Look up the words “bid” and also “offer” if you’re not sure.
Except at quibids.com, that is.
At QuiBids, you have to give them your money before you can “bid” and, when you “bid” on an item, your money is spent. You either win or you don’t win, but either way the money you “bid” is gone. If you win, you get the product. If you don’t win, you don’t get the product and you don’t get your “bid” (your money) back either.
Your money is gone, regardless.
I couldn’t believe anyone would dare to so blatantly make up a new definition to foster such a deception, so I searched their website to verify it.
See question #10 at http://www.quibids.com/en/quibids101/blog/16-The-3-Biggest-Mistakes-Beginners-Make.
So, what’s going on here?
Why does QuiBids seem attractive?
(Note: My math in the next three paragraphs isn’t quite correct for either buyer or seller. From my reading, it’s not quite as good for the seller, about the same for the winning buyer, and worse for any losing buyers. Oh, and QuiBids tacks on a couple of bucks as a service fee on top of the winning bidders price.)
Imagine you’re the seller. Let’s say QuiBids becomes wildly successful and there are a thousand “bidders” (QuiBids’ definition, mind you) for your item. And let’s say you are selling an item that usually goes for $500. When the auction opens, if 999 bidders throw in a buck each but person number 1000 throws in two bucks, he wins. You, the seller, get all the bids. That’s $1001. And the “winner” only spent two.
What a great deal, right?
Unless you’re one of the 999, of course. But each of them only gambled a single buck. No big deal, right?
While their website does, if you read it carefully, make all this clear, I dare say most consumers will be too greedy about getting stuff cheap and they will be taken in and not realize QuiBids has redefined the word “bid”.
No, QuiBids, that’s not what the word means and no, you won’t be getting any “bids” – or bucks – from me.
But It’s More Complicated Still
Here’s some more details.
- When you buy your “bids”, they cost you 60 cents each.
- When you “bid” with them, the bidding price of an item goes up by 1, 2 or 5 cents depending on the increment QuiBids has set for that item.
- If you win, you get full credit (60 cents each) for each “bid” you made but you then have to kick in enough to get your investment up to the final price.
- But as previously mentioned and described in QuiBids link (see above re #10), if you lose, your “bids” have been spent.
Essentially you are paying 60 cents a nudge to push the price up by 1, 2 or 5 cents, whether you win or lose.

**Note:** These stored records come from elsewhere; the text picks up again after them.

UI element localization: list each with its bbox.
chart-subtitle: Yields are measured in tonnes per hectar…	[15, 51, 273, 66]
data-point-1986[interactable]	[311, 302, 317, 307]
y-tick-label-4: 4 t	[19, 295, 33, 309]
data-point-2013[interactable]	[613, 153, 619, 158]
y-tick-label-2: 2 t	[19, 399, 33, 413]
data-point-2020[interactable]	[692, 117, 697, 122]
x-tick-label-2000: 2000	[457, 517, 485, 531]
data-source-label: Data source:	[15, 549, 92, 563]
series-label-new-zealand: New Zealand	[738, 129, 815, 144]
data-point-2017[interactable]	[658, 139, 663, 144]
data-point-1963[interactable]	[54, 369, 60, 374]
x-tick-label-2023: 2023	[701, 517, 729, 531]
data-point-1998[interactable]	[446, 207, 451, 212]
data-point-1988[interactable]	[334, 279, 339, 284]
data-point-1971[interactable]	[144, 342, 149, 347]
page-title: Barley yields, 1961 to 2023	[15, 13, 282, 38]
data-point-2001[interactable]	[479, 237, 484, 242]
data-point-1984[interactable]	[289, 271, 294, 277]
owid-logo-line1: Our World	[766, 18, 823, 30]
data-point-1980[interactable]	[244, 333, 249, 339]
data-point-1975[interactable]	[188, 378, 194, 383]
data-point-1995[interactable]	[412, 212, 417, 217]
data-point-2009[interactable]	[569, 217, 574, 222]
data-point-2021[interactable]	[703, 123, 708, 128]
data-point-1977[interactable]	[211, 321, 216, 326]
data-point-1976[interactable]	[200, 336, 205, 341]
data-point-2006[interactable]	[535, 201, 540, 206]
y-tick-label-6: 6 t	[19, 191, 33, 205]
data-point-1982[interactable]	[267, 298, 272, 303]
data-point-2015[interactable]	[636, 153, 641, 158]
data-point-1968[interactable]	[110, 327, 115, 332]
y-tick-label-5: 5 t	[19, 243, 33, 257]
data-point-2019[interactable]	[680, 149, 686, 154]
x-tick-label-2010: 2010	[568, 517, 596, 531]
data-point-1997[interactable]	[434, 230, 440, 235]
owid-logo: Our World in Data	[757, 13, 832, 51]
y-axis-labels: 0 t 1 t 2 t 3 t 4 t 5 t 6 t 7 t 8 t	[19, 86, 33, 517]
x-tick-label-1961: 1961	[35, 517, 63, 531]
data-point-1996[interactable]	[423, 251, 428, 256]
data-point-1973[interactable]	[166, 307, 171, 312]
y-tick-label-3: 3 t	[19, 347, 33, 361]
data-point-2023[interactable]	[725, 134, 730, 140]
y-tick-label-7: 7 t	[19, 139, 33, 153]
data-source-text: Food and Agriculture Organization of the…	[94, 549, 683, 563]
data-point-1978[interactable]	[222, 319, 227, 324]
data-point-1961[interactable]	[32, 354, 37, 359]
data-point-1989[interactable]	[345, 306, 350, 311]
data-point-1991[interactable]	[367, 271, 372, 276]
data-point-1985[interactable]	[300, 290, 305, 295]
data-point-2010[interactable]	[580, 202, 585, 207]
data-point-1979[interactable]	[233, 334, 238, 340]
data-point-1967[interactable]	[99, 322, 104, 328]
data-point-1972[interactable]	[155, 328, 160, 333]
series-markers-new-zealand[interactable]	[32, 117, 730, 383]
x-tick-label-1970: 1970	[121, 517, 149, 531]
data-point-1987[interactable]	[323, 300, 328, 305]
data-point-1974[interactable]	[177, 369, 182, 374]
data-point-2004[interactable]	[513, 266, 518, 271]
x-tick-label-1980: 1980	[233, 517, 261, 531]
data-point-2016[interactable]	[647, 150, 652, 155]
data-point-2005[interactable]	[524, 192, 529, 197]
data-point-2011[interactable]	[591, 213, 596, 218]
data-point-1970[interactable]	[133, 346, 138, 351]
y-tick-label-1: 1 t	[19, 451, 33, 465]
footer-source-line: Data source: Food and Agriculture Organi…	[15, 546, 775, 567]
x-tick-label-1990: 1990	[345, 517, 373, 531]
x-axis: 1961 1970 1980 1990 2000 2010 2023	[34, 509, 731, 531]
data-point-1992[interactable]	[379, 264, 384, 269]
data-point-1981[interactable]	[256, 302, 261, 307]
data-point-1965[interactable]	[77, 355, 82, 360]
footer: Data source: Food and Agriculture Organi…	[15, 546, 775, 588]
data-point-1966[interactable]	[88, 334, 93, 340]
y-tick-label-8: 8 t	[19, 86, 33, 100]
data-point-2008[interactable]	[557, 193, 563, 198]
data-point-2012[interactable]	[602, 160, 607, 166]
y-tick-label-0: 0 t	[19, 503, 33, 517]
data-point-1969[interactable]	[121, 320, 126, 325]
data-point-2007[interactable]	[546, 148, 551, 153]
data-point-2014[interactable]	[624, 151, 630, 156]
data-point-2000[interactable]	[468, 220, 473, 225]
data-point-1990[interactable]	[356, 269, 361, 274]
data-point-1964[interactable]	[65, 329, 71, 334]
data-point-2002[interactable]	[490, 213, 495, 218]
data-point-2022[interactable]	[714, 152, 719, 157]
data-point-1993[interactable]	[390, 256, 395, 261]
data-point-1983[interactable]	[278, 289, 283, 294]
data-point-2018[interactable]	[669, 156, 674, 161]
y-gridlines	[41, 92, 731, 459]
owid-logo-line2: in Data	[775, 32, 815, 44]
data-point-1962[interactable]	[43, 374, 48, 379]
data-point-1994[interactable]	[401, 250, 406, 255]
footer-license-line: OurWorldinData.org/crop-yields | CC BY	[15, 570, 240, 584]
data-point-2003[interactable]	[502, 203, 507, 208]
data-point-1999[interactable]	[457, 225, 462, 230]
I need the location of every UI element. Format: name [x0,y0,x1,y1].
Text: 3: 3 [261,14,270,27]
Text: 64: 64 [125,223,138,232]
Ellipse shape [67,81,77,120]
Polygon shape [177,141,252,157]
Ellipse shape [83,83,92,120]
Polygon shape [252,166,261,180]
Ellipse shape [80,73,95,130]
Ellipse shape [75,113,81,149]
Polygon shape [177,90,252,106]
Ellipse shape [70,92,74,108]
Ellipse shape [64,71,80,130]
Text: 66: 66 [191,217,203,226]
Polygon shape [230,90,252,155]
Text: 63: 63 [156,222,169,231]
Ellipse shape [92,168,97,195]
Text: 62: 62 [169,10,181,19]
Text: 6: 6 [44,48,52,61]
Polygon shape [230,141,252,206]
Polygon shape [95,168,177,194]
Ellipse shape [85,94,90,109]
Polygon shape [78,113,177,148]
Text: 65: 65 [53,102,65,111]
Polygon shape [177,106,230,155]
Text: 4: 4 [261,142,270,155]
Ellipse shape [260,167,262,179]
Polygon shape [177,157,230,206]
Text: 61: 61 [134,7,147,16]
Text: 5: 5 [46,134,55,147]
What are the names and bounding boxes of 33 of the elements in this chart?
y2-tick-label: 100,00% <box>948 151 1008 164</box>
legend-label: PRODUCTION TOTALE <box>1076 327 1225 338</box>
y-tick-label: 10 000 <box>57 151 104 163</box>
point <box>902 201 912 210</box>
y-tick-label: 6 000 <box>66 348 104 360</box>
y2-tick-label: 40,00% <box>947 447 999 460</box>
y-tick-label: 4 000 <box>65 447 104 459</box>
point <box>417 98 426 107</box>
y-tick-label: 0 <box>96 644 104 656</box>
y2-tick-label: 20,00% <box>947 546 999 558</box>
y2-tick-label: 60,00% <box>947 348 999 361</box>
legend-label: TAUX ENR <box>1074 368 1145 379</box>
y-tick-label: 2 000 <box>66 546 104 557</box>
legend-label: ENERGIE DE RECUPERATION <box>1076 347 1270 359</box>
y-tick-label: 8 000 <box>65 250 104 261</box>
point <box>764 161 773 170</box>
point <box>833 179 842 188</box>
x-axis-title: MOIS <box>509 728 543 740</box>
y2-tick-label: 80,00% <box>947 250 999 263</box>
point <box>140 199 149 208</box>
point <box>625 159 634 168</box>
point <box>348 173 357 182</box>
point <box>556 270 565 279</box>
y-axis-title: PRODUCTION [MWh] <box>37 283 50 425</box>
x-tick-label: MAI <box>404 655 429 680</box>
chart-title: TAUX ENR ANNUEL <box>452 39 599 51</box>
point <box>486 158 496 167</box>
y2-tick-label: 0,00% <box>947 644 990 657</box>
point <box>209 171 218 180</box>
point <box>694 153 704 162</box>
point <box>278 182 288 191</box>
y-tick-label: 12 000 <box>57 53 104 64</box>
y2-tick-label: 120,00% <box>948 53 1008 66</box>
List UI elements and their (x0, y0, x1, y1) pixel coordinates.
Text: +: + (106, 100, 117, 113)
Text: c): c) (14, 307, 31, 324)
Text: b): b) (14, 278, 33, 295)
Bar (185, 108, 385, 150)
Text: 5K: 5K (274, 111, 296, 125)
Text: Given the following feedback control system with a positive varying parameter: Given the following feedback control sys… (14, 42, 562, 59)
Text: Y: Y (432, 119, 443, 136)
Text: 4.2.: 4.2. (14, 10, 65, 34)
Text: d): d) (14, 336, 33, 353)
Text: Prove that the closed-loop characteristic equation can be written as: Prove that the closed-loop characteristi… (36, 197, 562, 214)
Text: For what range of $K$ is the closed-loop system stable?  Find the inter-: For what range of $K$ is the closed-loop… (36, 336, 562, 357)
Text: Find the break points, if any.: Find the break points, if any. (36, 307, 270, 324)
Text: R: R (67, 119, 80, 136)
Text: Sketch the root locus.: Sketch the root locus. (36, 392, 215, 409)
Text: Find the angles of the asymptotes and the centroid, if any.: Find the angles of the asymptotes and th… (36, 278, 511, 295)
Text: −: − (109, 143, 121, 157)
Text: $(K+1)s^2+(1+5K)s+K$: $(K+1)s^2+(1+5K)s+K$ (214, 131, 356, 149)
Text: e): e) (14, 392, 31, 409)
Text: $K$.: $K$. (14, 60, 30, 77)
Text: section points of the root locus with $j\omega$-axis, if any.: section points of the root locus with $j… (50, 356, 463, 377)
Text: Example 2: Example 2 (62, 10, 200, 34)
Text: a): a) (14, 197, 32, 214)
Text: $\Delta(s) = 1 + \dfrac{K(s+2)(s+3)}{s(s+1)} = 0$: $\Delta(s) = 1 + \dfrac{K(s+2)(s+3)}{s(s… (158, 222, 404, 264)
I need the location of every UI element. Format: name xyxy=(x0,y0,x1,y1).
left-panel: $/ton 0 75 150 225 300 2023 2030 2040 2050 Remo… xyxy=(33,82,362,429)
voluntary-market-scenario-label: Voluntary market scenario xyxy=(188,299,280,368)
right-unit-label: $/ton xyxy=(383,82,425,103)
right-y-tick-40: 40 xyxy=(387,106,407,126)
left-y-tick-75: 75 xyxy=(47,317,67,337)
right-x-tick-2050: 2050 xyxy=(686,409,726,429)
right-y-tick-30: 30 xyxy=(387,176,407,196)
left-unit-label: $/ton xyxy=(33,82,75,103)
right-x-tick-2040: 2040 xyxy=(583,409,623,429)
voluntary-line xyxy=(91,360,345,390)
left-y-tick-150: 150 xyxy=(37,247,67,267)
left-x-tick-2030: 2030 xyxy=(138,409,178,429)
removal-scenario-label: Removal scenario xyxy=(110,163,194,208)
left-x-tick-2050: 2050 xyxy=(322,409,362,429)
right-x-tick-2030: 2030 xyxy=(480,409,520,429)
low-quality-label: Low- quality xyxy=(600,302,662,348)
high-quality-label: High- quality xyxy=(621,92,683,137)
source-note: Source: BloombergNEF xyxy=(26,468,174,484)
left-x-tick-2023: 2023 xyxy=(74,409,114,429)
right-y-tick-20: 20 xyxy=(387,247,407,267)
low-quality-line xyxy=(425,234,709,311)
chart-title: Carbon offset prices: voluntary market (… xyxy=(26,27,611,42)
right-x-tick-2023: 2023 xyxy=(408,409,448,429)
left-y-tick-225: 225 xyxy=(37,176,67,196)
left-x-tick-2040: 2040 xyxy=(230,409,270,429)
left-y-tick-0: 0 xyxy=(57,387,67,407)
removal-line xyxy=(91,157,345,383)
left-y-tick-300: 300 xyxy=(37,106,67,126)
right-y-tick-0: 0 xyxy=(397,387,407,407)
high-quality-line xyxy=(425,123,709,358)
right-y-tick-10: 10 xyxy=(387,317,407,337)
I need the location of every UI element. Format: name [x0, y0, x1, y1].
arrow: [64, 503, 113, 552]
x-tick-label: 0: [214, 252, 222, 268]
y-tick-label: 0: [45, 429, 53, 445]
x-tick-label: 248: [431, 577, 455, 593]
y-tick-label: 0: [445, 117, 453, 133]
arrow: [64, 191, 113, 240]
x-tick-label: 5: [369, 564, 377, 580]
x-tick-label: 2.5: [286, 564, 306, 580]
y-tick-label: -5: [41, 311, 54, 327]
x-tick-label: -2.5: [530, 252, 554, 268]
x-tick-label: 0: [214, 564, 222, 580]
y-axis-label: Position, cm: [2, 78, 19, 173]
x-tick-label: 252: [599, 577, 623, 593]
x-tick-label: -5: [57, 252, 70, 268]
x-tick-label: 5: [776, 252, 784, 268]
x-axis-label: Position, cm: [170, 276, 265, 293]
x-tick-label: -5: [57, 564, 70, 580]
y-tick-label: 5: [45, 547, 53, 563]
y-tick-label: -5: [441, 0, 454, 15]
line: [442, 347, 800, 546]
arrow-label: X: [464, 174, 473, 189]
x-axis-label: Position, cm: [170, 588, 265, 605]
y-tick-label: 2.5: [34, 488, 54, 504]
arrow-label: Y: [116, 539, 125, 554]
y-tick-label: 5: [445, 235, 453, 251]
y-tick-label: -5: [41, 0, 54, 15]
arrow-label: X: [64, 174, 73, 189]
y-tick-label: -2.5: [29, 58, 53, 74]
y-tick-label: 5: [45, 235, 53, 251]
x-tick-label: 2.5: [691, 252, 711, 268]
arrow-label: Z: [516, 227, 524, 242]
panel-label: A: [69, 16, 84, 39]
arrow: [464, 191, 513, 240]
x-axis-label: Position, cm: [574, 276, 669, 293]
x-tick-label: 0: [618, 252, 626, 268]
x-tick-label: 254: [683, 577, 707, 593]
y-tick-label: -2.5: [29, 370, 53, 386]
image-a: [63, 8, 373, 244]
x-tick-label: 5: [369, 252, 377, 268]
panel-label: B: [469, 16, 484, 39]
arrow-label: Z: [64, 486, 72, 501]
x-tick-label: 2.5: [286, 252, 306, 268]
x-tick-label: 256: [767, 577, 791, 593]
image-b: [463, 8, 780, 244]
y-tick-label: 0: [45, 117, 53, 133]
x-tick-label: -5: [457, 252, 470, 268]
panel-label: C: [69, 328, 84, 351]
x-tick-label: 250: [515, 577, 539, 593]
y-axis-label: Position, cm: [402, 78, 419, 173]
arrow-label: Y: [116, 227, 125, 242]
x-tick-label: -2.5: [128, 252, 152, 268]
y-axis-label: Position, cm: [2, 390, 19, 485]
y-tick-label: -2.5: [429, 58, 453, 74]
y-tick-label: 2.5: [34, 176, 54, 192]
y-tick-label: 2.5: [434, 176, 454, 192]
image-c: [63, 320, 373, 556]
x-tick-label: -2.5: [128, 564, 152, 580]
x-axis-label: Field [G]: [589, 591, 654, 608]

And if you win, you do have to pay the final bid amount. While you get full credit (60 cents each) for the “bids” you invested but, assuming you weren’t the only bidder, you’ll then have to kick in more so your investment is the full final amount.
But again, if you aren’t the winner, you lose how ever many bids you invested (at 60 cents each).
This means if it’s something you really want and you’ve bid many times, you then have a lot invested toward winning that item. But since all will be lost if you don’t keep adding more “bids” when someone else chucks in an additional 1, 2 or 5 cents into the price, you are motivated to protect your investment by up’ing the price yet again – by another 1, 2 or 5 cents (that cost you 60 cents each). If you “bid” on an item you really, really want 100 times, you’ve got $60.00 at risk if you have to take a bathroom break or otherwise let someone beat you with a single (60 cent) bid.
And that $60.00 you’ve invested has pushed the price up by as little as 1 cent for each of your 100 bids. If there are only two bidders, the item “price” could be as low as two bucks ($2.00).
Even QuiBids admits their “bidding” process is complicated.
I’ll stay well clear of this circus.